Narcisi sconsiderati: desideranti e non consideranti: non in grado di sostituire per un attimo al de privativo del desiderio il cum comprensivo e avvolgente della considerazione intesa come capacità di costellare, di vedere cioè nel caos momentaneo del conflitto, un ordine, un carattere, una possibilità di incontro.

Questa capacità di considerare e prendere in considerazione che è mancata  al Narciso mitologico e che l’ha portato alla rovina, che manca al narcisista patologico e che determina il suo inferno personale e che manca  a noi quando  irrigidiamo le nostre difese; questo gesto interno che, quasi miracolosamente, scioglie la corazza narcisistica e sblocca l’energia psichica è… fatto di silenzio.

E’ il momento in cui si mette a tacere il desiderio e ci si sofferma a considerare la propria natura invece di difenderla ad oltranza. L’attimo in cui si toglie l’attenzione da sé e ci si accorge di… tutto il resto.

E’ ciò che Narciso non ha fatto: ciò che lo blocca nel mito rendendolo una figura senza spessore, apparentemente sordo ma, in realtà, frastornato dal “rumore di un altro” che non vuol sentire.

E quante Eco (femmine e maschi)  inascoltate e sbraitanti capita di vedere nei paraggi di Narcisi (femmine e maschi) sordi e assordati.

Il “carattere” (anche il character inteso come personaggio e ruolo) è qualcosa che viene costellato: estratto come si estrae una costellazione dal cielo. Guardiamo verso l’alto o verso “l’altro” e vediamo una sorta di caos stellato. E, come dice Von Foerster definendo il disordine: “Se si percepisce poco o nessun ordine in un sistema la descrizione del sistema risulterà lunga”; detestiamo il disordine perché ci mette ansia e adoriamo le descrizioni brevi e proviamo ad estrarre un disegno/costelliamo/mettiamo lì immagini che ci servono per orientarci.
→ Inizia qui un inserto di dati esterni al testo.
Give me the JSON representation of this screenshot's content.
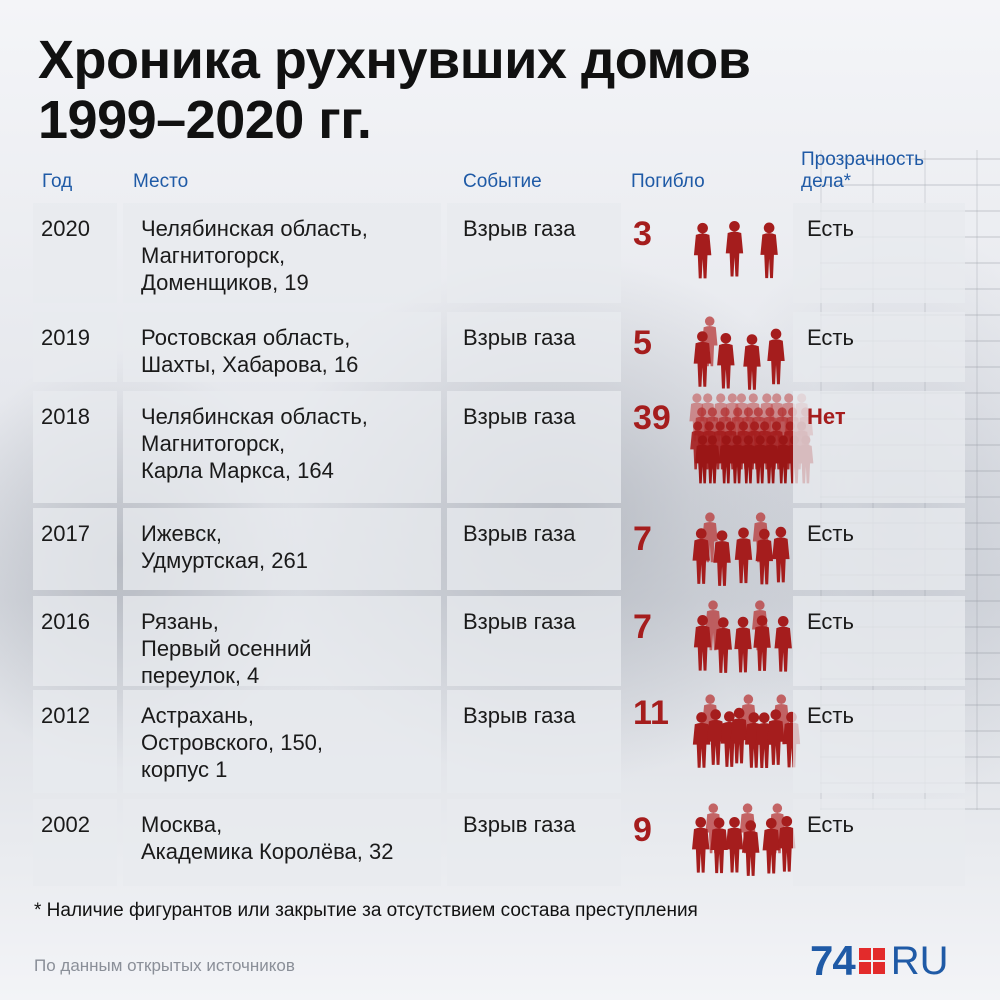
{
  "title": {
    "line1": "Хроника рухнувших домов",
    "line2": "1999–2020 гг."
  },
  "headers": {
    "year": "Год",
    "place": "Место",
    "event": "Событие",
    "dead": "Погибло",
    "transparency_line1": "Прозрачность",
    "transparency_line2": "дела*"
  },
  "rows": [
    {
      "year": "2020",
      "place": [
        "Челябинская область,",
        "Магнитогорск,",
        "Доменщиков, 19"
      ],
      "event": "Взрыв газа",
      "dead": "3",
      "transparency": "Есть",
      "transparency_flag": "yes"
    },
    {
      "year": "2019",
      "place": [
        "Ростовская область,",
        "Шахты, Хабарова, 16"
      ],
      "event": "Взрыв газа",
      "dead": "5",
      "transparency": "Есть",
      "transparency_flag": "yes"
    },
    {
      "year": "2018",
      "place": [
        "Челябинская область,",
        "Магнитогорск,",
        "Карла Маркса, 164"
      ],
      "event": "Взрыв газа",
      "dead": "39",
      "transparency": "Нет",
      "transparency_flag": "no"
    },
    {
      "year": "2017",
      "place": [
        "Ижевск,",
        "Удмуртская, 261"
      ],
      "event": "Взрыв газа",
      "dead": "7",
      "transparency": "Есть",
      "transparency_flag": "yes"
    },
    {
      "year": "2016",
      "place": [
        "Рязань,",
        "Первый осенний",
        "переулок, 4"
      ],
      "event": "Взрыв газа",
      "dead": "7",
      "transparency": "Есть",
      "transparency_flag": "yes"
    },
    {
      "year": "2012",
      "place": [
        "Астрахань,",
        "Островского, 150,",
        "корпус 1"
      ],
      "event": "Взрыв газа",
      "dead": "11",
      "transparency": "Есть",
      "transparency_flag": "yes"
    },
    {
      "year": "2002",
      "place": [
        "Москва,",
        "Академика Королёва, 32"
      ],
      "event": "Взрыв газа",
      "dead": "9",
      "transparency": "Есть",
      "transparency_flag": "yes"
    }
  ],
  "footnote": "* Наличие фигурантов или закрытие за отсутствием состава преступления",
  "source": "По данным открытых источников",
  "logo": {
    "number": "74",
    "domain": "RU"
  },
  "colors": {
    "accent_red": "#a51d1d",
    "header_blue": "#1f5aa6",
    "logo_red": "#e32b2b"
  }
}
Il carattere, il nostro e quello degli altri è composto, innanzitutto, da desiderio che va incanalato, lasciato scorrere, fermato; a volte contenuto, a volte liberato. Altri caratteri ci girano intorno, raccontano le loro storie, chiedono la nostra attenzione, occupano il nostro spazio o “stanno lì vicino”. Considerare, essere considerati, considerare la considerazione che vorremmo… questo, insieme al desiderio, compone gran parte di ciò che siamo. non solo la nostra immagine ma molto di ciò che le sta attorno e che le dà spessore.

Dice ancora Recalcati : “Il desiderio umano oscilla strutturalmente tra il desiderio dell’Altro e il desiderio di avere un desiderio proprio senza che sia possibile decidere risolutamente per l’uno o per l’altro.”

E’ su questa oscillazione che bisognerebbe riflettere; su questo stare fra sé e l’altro e su questo non poter scegliere decidendo.
Decidere è, infatti, tagliare: compiere un gesto rumoroso e violento che traccia un confine e segna una differenza. Ci sono volte in cui va compiuto e serve per creare una distanza e per stabilire una separazione e un’indipendenza. E ci sono volte in cui va fermato perché bisogna considerare l’altro: protendersi, ascoltare, fare silenzio.